Tragedia di Ubiale,«inseguito dopo la lite»
Per la morte di Bara c’è un indagato

Disposta l’autopsia sul cadavere del giovane di origine senegalese trovato morto in un fossato a Ubiale Clanezzo a seguito di una lite. Un addetto alla security della festa a cui aveva partecipato è accusato di omicidio preterintenzionale.
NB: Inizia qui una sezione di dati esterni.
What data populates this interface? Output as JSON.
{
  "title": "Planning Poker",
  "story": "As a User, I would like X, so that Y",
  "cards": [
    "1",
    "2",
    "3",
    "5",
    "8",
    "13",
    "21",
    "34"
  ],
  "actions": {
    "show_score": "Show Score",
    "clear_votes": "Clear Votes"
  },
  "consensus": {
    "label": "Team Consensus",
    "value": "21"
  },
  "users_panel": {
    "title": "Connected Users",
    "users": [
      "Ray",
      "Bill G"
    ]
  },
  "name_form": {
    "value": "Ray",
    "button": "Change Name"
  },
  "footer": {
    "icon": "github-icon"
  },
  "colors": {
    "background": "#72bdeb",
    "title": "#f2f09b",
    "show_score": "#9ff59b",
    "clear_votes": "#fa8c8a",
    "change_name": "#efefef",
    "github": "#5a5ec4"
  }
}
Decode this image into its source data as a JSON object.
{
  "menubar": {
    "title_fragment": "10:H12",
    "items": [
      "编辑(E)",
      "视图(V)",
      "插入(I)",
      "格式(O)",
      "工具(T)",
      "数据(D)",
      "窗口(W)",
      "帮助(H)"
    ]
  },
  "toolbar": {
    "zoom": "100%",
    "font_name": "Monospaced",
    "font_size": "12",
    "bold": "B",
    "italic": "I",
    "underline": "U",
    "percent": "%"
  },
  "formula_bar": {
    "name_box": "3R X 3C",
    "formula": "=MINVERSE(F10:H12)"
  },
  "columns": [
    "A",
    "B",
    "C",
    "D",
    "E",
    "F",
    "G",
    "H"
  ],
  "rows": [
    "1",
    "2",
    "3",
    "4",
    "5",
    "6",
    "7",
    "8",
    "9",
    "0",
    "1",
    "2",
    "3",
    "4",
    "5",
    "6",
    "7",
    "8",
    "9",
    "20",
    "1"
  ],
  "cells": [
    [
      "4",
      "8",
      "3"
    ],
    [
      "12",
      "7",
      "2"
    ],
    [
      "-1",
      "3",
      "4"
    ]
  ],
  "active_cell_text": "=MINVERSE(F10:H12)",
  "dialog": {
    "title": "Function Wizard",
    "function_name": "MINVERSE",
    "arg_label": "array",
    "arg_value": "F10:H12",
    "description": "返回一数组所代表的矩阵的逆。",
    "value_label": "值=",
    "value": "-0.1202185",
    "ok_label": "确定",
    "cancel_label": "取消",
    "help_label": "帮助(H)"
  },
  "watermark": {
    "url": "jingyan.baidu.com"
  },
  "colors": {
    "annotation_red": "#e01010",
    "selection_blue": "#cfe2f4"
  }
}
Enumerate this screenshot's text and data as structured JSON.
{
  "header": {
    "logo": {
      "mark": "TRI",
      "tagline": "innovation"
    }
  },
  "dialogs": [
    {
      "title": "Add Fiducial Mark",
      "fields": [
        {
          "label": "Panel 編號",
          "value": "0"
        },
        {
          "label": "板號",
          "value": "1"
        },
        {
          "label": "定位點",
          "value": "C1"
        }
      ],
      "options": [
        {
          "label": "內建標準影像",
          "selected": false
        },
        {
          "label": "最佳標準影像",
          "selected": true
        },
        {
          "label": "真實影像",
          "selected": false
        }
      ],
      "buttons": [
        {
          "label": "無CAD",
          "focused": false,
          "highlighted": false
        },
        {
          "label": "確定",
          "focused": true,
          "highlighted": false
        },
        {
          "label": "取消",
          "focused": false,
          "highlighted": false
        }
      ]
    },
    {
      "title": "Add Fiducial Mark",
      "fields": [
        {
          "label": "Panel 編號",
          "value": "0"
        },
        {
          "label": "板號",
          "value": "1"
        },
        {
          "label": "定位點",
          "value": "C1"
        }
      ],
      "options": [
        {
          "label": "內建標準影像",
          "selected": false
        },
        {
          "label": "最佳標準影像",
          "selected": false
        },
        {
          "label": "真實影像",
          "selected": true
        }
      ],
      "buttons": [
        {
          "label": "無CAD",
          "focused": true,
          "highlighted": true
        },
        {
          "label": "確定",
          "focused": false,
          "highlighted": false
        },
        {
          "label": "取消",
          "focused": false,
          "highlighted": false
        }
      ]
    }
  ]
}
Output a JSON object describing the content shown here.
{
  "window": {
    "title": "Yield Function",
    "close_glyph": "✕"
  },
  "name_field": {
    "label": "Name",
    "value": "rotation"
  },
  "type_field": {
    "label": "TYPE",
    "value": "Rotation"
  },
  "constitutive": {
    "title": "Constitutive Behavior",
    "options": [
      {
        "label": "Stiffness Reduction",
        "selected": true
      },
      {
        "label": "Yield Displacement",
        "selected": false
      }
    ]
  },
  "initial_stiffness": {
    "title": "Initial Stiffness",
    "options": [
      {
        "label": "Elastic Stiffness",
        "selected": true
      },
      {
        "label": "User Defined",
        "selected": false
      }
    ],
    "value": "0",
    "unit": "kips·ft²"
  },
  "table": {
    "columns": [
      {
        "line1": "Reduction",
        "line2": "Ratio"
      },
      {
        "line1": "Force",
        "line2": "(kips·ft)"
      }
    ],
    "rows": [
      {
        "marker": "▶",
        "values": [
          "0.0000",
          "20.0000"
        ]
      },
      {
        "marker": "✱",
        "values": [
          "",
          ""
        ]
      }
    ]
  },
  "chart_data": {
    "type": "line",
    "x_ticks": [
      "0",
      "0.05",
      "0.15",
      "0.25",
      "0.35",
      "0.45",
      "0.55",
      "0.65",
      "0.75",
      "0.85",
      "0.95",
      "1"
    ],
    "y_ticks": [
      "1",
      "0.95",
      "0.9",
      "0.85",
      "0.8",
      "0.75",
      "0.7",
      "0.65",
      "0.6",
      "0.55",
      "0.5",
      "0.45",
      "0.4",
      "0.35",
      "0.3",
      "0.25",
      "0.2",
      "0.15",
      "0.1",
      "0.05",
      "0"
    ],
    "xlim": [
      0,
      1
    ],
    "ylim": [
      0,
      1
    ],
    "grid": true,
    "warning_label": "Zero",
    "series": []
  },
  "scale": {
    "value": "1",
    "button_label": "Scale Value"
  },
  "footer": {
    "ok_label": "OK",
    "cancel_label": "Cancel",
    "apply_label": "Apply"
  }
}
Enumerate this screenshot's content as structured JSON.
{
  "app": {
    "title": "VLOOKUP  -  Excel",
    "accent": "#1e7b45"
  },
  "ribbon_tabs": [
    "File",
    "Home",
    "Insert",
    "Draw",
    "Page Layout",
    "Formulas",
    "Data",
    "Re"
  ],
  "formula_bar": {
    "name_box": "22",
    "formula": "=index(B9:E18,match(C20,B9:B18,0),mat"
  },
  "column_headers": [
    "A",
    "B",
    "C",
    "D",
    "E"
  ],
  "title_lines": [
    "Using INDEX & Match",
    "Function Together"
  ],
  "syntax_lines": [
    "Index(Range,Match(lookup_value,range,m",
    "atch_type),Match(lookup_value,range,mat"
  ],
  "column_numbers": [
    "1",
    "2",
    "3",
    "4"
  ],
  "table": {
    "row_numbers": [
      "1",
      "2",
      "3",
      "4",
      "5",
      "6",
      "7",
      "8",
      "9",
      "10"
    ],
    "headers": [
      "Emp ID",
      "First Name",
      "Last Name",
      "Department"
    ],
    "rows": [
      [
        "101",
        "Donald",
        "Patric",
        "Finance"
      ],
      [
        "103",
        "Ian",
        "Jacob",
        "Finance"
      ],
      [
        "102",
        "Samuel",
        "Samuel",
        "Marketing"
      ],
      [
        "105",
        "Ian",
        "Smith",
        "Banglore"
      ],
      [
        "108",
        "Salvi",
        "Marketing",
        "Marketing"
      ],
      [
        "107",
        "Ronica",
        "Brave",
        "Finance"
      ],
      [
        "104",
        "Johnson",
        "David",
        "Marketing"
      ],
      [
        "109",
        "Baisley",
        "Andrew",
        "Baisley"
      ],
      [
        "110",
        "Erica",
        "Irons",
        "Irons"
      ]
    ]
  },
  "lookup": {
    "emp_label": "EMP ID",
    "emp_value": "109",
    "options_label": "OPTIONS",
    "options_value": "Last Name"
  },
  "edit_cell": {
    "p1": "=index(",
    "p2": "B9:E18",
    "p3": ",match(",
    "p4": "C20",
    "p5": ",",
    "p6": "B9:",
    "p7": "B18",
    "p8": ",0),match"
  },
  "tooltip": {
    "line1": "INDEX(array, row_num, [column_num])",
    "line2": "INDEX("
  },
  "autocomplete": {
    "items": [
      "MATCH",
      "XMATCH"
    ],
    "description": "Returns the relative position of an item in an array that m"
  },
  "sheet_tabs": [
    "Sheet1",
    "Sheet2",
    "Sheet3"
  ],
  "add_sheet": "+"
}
Le uniche certezze di questa vicenda, per il momento, sono soltanto due. La prima. All’1,30 della notte tra domenica e ieri un ragazzo senegalese di vent’anni, Mamadoulamine Thiam, da tutti conosciuto come Bara (che si pronuncia «Barà»), è stato trovato morto in fondo a un dirupo di 15 metri a lato della provinciale 23 e lungo il corso del Brembo, appena fuori Ubiale. La seconda. Un cinquantenne del posto, addetto al servizio d’ordine a una festa in corso in centro al paese e incensurato, è stato indagato dal sostituto procuratore titolare del caso, Fabio Pelosi. L’accusa è omicidio preterintenzionale.

Gli inquirenti hanno spiegato che si tratterebbe comunque di un atto dovuto, visto che l’addetto alla security della festa non avrebbe voluto rispondere alle domande che i carabinieri di Almenno San Salvatore e di Zogno gli avrebbero rivolto – così come a una ventina di altre persone, dalle quali i militari hanno raccolto le classiche «sommarie informazioni» – mentre ricostruivano quanto accaduto più di ventiquattr’ore prima del ritrovamento del ventenne morto. Cos’è infatti accaduto sabato sera a Ubiale? È quello che stanno cercando di capire i militari dell’Arma e che vorrebbero sapere i familiari di Bara: papà, mamma e fratelli che vivono ad Almè da 6 anni.